Probably a Tea Party nutcase happy to have a job where he can swing a gun out. The mentality is similar to that referenced by this commentary by Bill Maher on the militarization of America's police force: http://www.youtube.com/watch?v=Bs9LNAI0nBc

Lane Shurtleff's picture

Thanks for beating me to the same thought I had. American defenses (police/border patrol/etc) have all turned into Rambo Black Ops units. Homeland Security has created a "Stop the escalation with blunt and brutal force (sometimes deadly, for no reason) and ask questions later" mentality.
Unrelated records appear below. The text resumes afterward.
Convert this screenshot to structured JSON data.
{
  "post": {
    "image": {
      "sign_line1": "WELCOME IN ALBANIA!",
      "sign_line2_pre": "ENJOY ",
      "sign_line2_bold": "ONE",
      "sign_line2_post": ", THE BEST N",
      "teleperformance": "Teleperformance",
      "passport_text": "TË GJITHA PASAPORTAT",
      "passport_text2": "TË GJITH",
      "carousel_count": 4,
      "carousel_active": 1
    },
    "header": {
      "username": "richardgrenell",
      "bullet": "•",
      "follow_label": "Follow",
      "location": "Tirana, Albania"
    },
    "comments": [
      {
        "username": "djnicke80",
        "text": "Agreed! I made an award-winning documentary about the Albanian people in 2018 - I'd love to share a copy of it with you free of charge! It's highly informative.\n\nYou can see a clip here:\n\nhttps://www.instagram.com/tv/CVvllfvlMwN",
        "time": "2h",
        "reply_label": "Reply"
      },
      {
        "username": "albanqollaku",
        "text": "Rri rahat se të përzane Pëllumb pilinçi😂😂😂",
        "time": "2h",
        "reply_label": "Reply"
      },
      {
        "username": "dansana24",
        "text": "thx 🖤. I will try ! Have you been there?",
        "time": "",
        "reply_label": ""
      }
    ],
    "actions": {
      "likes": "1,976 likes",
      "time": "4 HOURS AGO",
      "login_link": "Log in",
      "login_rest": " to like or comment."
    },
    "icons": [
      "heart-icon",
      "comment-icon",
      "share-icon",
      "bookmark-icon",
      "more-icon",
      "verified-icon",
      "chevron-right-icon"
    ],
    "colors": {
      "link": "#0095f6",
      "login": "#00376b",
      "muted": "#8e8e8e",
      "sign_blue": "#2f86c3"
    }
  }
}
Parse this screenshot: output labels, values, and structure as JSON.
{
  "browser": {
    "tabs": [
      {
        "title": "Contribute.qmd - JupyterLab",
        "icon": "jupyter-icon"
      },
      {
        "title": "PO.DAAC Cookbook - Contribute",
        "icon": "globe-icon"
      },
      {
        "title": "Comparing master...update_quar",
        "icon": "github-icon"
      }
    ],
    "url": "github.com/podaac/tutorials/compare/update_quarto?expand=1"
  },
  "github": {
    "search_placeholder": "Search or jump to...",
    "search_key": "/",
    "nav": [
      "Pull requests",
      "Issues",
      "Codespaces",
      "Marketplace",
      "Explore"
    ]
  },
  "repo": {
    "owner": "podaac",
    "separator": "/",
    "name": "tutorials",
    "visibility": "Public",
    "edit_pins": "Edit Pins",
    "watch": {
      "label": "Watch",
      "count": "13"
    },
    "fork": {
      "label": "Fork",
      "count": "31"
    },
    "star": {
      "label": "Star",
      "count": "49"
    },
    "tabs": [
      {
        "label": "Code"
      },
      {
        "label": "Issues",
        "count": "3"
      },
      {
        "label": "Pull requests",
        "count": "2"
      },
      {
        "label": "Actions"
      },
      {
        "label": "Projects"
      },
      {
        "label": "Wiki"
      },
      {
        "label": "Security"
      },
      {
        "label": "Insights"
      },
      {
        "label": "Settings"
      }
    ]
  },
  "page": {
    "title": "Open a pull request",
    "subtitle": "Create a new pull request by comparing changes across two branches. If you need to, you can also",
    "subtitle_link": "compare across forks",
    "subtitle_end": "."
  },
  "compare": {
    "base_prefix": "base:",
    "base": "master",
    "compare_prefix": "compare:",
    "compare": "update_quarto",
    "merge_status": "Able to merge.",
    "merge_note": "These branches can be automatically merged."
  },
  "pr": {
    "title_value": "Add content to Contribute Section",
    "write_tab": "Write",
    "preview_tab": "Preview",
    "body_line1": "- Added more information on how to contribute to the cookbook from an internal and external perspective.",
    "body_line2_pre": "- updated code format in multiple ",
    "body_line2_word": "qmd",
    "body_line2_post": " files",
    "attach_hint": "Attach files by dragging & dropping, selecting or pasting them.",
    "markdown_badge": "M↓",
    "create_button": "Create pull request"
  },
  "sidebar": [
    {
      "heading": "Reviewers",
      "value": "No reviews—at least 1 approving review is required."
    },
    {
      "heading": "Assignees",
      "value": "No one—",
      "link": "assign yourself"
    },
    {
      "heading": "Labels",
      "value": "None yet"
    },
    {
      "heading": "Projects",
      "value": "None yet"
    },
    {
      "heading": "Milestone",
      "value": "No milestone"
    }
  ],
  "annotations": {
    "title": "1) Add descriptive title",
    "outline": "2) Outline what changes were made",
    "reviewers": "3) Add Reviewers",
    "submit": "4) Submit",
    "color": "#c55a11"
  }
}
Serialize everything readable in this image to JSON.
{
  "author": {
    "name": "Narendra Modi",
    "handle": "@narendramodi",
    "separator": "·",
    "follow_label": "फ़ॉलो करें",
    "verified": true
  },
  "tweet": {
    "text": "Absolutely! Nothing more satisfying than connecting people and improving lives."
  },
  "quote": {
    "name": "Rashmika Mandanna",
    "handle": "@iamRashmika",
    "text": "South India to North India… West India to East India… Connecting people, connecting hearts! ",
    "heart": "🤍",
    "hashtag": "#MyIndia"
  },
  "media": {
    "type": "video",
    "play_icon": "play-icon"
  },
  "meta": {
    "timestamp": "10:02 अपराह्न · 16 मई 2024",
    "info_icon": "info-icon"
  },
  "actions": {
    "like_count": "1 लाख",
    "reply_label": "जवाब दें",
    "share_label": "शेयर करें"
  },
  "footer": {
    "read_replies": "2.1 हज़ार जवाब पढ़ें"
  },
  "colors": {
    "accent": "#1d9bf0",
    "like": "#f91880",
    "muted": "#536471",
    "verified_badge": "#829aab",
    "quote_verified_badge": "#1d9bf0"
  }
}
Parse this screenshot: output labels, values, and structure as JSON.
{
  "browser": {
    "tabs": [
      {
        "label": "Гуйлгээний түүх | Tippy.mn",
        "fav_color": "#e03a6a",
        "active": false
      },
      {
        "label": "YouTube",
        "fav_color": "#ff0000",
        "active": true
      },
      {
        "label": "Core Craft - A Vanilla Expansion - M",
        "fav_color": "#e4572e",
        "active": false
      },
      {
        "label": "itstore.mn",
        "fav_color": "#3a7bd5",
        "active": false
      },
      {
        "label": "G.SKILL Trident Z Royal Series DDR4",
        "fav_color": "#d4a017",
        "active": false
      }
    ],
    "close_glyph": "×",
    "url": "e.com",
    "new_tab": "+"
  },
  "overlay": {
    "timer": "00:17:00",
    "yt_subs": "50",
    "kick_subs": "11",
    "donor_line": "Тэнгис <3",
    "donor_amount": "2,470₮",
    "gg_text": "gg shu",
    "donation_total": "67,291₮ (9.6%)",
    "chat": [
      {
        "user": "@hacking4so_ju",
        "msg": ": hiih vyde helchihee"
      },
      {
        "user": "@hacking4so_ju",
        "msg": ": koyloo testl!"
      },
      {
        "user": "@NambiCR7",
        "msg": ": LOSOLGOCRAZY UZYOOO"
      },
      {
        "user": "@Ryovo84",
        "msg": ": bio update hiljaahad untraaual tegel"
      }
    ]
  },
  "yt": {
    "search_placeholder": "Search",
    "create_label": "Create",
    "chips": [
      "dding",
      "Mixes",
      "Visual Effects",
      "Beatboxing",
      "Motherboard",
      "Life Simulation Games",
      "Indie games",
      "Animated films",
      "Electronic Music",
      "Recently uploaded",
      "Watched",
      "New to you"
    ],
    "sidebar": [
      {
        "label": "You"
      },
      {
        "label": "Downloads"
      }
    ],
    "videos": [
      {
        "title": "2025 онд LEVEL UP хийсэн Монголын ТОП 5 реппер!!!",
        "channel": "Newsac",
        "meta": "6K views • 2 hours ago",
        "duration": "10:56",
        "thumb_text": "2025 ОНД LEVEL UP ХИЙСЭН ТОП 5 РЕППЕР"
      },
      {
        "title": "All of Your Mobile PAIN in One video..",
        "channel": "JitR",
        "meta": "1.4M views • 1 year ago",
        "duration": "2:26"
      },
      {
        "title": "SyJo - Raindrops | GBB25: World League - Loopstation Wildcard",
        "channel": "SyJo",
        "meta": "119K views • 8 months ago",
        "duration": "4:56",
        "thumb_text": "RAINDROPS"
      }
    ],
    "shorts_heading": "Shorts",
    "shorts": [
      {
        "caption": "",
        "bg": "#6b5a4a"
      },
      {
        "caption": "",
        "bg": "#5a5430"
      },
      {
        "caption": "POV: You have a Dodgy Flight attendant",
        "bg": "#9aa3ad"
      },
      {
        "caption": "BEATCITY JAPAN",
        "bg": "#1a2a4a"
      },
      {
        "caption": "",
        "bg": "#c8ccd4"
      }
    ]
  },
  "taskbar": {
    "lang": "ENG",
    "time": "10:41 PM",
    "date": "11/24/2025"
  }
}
Customs and Border Patrol are part of the Executive branch of government so it's more likely a liberal enforcing the policies of Dear Leader Obama. Remember, Obama can change those policies with his pen and his phone.

Spy Black's picture

Nice try.

Gotcha.

Chris Ingram's picture

Sometimes it's good to live on an island surrounded by hundred of kms of open ocean, filled with man-eating sharks, crocodiles and other poisonous wildlife. But we have our own border security issues nonetheless. Seriously though, stories like this, of over-zealous security officers / law enforcement officers etc, are very sad and scary...especially when targeting children. I'm sure that many of these situations get way out of hand too quickly, when they could often be resolved very calmly.

Neo Racer's picture

Funny how they point a gun at a kid for taking a pic of a border agent, but let in thousands of people at the other border including criminals & gang members not a F**** is given? LOL Liberals..

Jesse Rinka's picture

That's wild. A little silly on his part to think it would be OK to take a photo of the agent. Anyways, hope that scout got an extra badge for Bravery at least.